A obra da Tatiana começa a partir de uma ideia já conhecida dos leitores: uma guerra entre seres sobrenaturais. Esta guerra é um conflito secular, cujo motivo principal parece ser a ganância pelo poder e cujas vítimas, diretas e indiretas, são incontáveis. Nesse ponto vemos o quanto os seres sobrenaturais já são uma metáfora para as mais variadas possibilidades abrigadas no espírito do ser humano e ao longo do livro a autora se preocupa mais em desenvolver esses conflitos morais e sentimentais, ou seja, problemas que poderiam ser enfrentados por qualquer um de nós, do que ficar tecendo uma narração com foco no fato do enredo acompanhar os acontecimentos com criaturas inumanas.
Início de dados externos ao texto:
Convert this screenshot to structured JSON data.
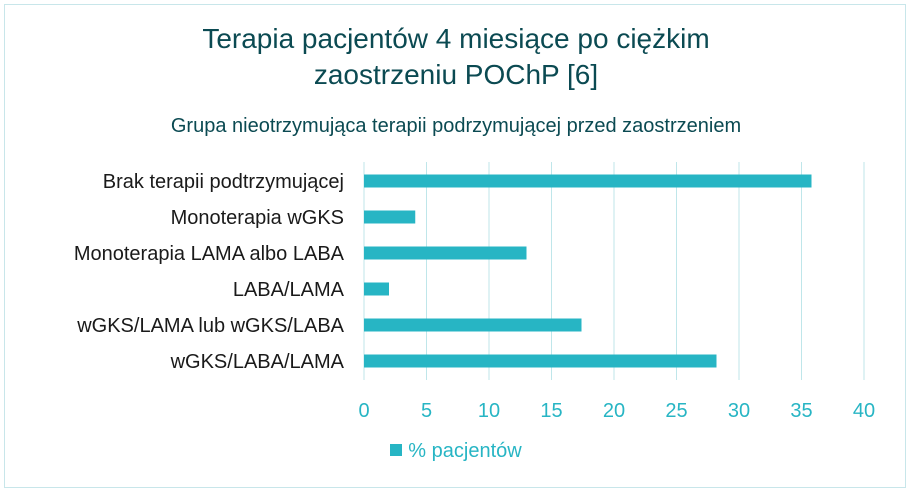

Então, vocês podem se perguntar: Onde está a originalidade de um livro que fala sobre uma guerra secular entre criaturas sobrenaturais? O grande ponto alto deste livro está justamente em que a guerra é o menos importante para a história, não é que ela não afete o desenvolvimento do livro, mas é somente um canal pelo qual as questões verdadeiramente importantes passam e obviamente para tudo é necessário um contexto.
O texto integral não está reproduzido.